Saturday, November 6, 2010

Three Weaknesses

For many of us who grew up in the United States during the second half of the twentieth century, life was very good compared to other parts of the world. We could, for the most part, count on safe, available food and water; shelter and heat when we needed it; and a growing collection of products and services that met wants we didn't even know we had. We convinced ourselves that we deserved it, due to superior ingenuity, social organization (democracy, capitalism, military prowess), and favor of the Universe's divine creator; there was also no problem we couldn't solve by drawing on these Three Strengths.


As the twenty-first century dawned, some of us were sounding an alarm that we had overreached, that our pursuit of wants far exceeding our needs was not sustainable, and perhaps never had been. These people were at first treated as cranks, then they were gradually taken more serious as the evidence mounted that they were correct.

Still, it was easier for a lot of us to try to tweak the application of the Three Strengths than to question them or contemplate trying something totally different.

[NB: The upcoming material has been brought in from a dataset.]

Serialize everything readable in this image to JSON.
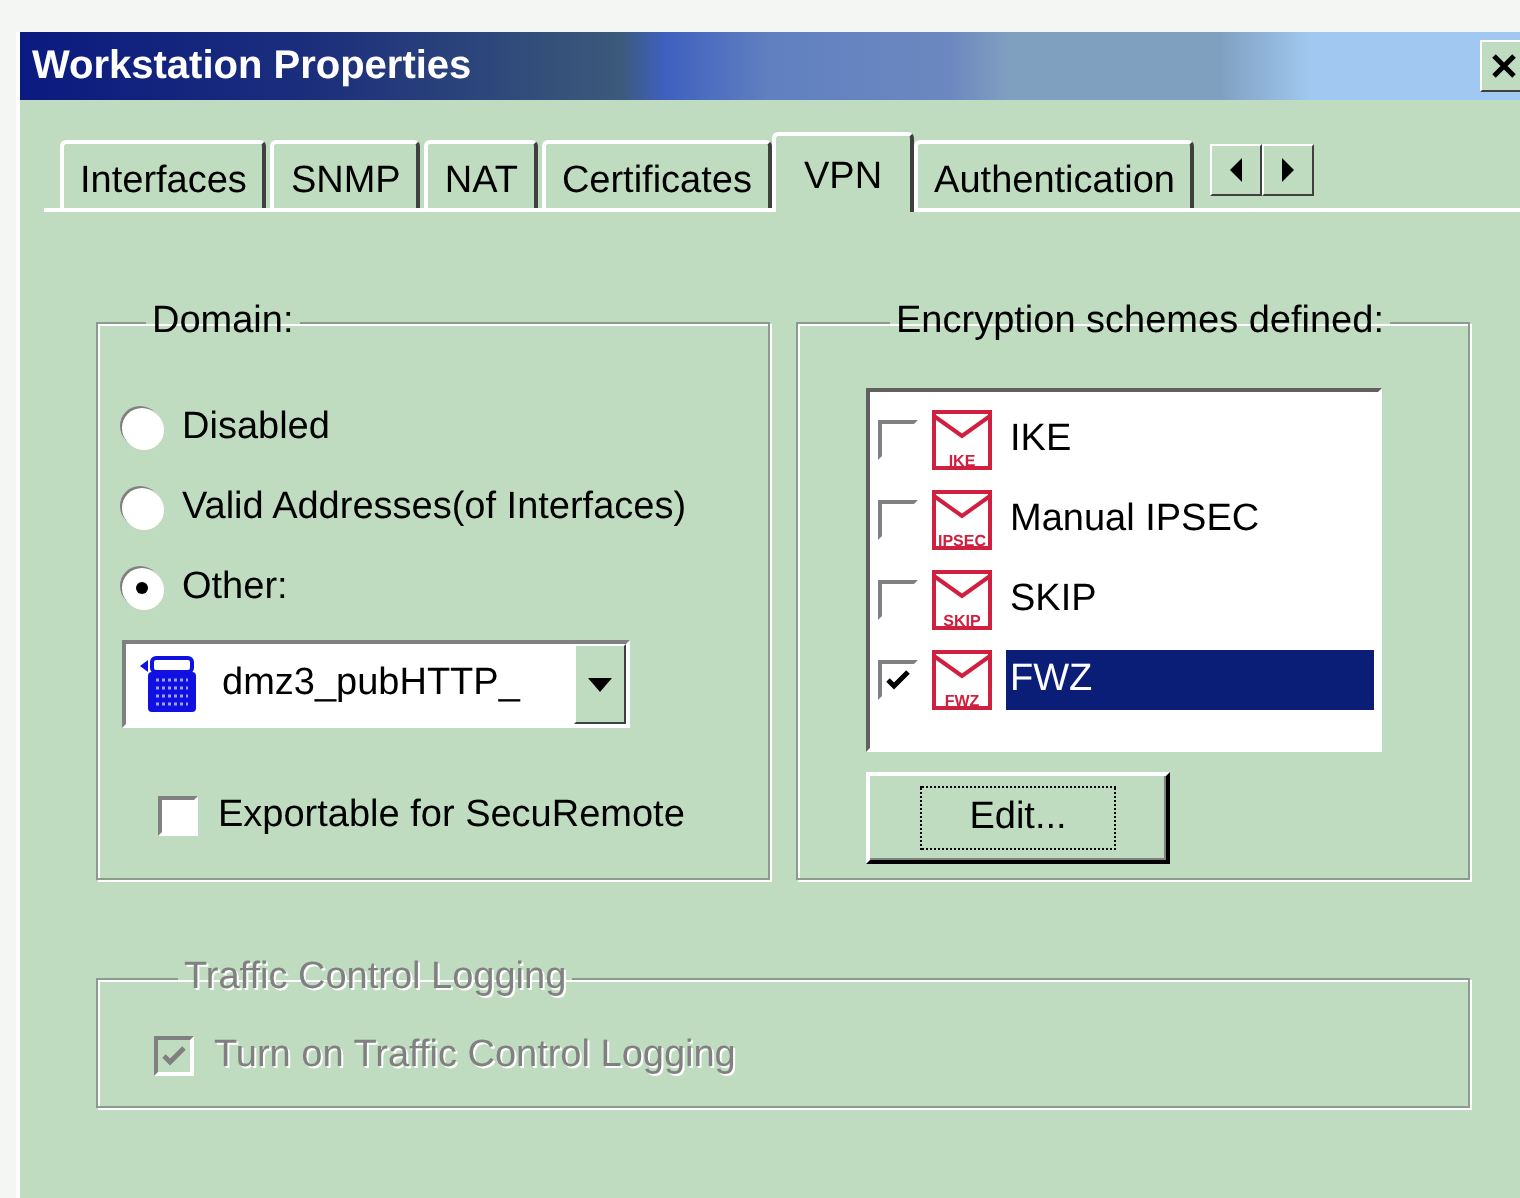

If our workers weren't producing as much as we wanted, we employed workers from other countries who were hungrier. If regulation was slowing growth, we removed it. If competition was getting in the way of economies of scale, then monopolies were encouraged. If other countries were not sharing their resources, we forced them to be more like us. If people were changing the way they lived, loved, and thought so they less resembled the norms of our successful growth period, then we restricted their behavior and freedom to be part of society.

These efforts made things worse. Globalizing the economy and centralizing command and control among a few large corporations accelerated the depletion of resources and creation of waste that was driving the deterioration of conditions. Increasing the hegemony of the Three Strengths added barriers to considering alternatives and amplified the other effects. Forcing uniformity and penalizing lack of it caused its victims to spend more effort fighting their oppressors than to focus on the problems that were building up.

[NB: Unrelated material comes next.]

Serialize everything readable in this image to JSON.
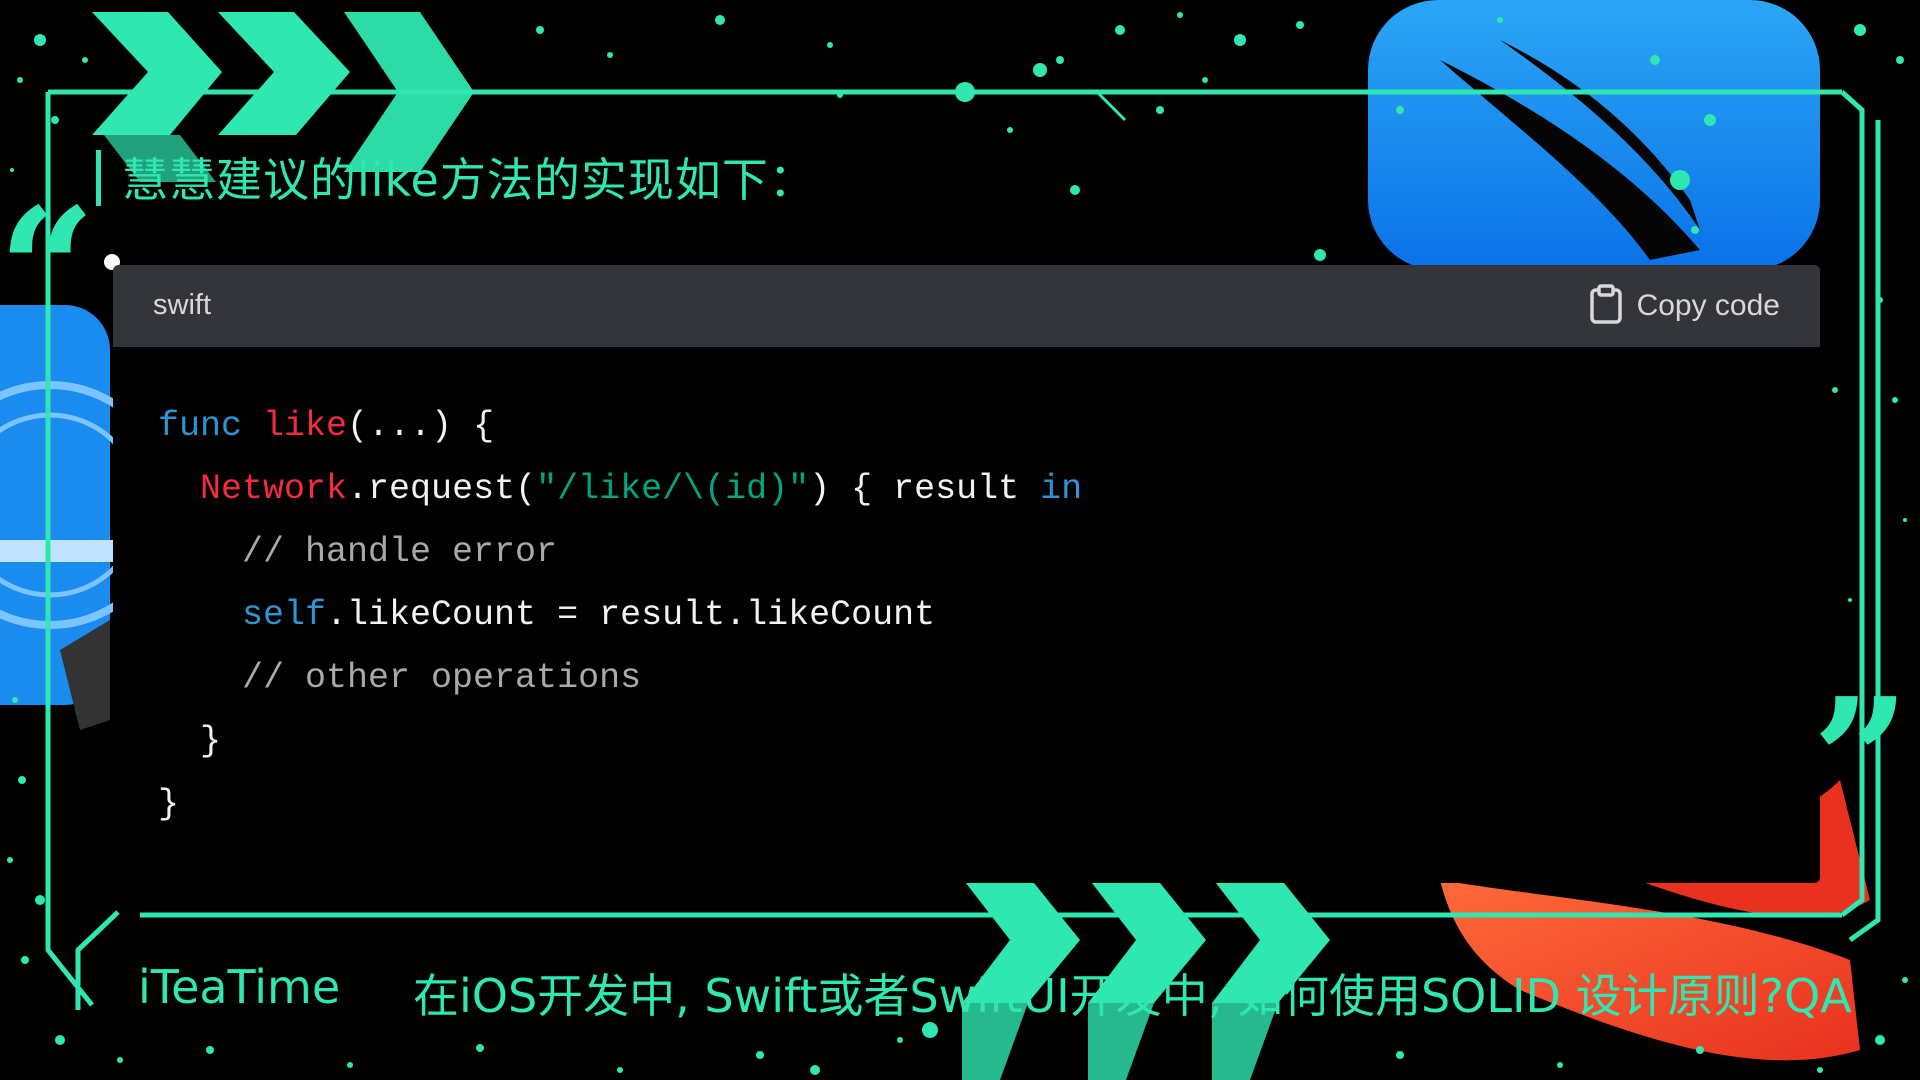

We are in now in a critical period. Every year we wait to radically devalue consumption, waste (mostly in the form of pollution), and the exploitation of people and other species, it will be exponentially harder to make the practical changes that accompany them in time to avoid total calamity. It may no longer be an option to continue business-as-usual while building alternatives in parallel, though some of us still have hope that it is. This will change the way we live our lives, and still possibly for the better – though it will be a different “better.” But first we must all come to terms with the fact that the Three Strengths are illusions, our beliefs in them have become our Three Weaknesses, and that the future we expected at the end of the last century will never come to pass.